For that reason, Mr English should curb his talk of tax cuts. He was probably joking anyway, teasing the Opposition a little. As the custodian of the purse, Mr English has been less prone to tax-cutting talk than John Key and sometimes visibly nervous at Mr Key's propensity to promise a cut.
The Prime Minister should be content with his Government's reduction of income tax rates in 2010, especially the top rate that the previous Government had raised needlessly. A top rate of 33 per cent is reasonable and capable of surviving a change of government. A lower rate would last only until a Labour government returned.

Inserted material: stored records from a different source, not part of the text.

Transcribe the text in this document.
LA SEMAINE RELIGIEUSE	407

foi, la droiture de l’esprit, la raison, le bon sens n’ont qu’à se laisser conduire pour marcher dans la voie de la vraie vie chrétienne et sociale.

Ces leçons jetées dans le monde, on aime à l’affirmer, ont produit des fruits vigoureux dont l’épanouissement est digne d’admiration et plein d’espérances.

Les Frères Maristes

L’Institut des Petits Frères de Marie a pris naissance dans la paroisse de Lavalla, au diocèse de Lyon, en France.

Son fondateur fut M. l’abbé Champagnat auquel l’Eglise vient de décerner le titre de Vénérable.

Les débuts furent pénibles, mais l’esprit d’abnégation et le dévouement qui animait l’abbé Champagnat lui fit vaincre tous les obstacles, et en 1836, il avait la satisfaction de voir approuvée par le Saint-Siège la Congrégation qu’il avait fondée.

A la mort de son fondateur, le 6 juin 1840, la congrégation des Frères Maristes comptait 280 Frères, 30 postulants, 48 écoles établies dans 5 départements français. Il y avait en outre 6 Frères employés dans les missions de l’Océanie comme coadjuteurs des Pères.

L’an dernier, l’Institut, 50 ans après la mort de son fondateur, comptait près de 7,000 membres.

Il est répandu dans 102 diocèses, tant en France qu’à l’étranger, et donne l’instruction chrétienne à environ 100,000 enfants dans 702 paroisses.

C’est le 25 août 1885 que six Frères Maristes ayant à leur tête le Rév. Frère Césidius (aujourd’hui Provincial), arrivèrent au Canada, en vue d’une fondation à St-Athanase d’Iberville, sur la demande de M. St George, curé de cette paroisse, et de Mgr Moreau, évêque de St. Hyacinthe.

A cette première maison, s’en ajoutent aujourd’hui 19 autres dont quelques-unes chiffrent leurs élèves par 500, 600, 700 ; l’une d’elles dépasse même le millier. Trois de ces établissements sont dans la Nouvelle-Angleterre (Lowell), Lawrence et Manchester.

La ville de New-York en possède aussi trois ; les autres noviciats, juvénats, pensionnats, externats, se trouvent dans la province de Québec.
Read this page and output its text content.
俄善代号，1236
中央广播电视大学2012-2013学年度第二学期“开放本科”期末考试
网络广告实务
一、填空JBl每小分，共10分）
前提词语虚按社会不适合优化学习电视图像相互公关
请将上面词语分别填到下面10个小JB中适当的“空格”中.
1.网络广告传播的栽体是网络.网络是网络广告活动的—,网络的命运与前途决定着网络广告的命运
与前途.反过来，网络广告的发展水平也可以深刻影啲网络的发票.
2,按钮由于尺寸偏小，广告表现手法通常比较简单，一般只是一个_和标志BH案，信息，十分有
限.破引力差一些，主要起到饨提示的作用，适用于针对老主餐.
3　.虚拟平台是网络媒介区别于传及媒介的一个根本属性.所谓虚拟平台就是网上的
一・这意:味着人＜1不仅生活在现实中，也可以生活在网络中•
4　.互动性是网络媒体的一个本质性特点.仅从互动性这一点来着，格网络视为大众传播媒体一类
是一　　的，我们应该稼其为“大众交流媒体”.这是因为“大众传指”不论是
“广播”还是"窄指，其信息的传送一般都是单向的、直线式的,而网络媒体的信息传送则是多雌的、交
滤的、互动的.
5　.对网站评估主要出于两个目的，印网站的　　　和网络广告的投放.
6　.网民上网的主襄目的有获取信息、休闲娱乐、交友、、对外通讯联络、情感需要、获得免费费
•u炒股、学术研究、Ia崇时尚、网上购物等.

If the surplus in the final account for the year that ended on June 30 can be sustained in the current year and projected to continue, the best use of it would be to reduce debt more quickly. The next best use would be to resume the contributions to the NZ Super Fund that the Government suspended six years ago.
The Super Fund has been performing well on its investments of the capital provided by the previous government from its Budget surpluses. It is a pool of domestic savings that reduces the country's dependence on foreign investment as well as building a buffer for future taxpayers who must pay the baby boomers' pensions.
There is no limit to the worthy social programmes that could use the surplus, but its best use is to strengthen the economy that generates the taxes that support the welfare of us all.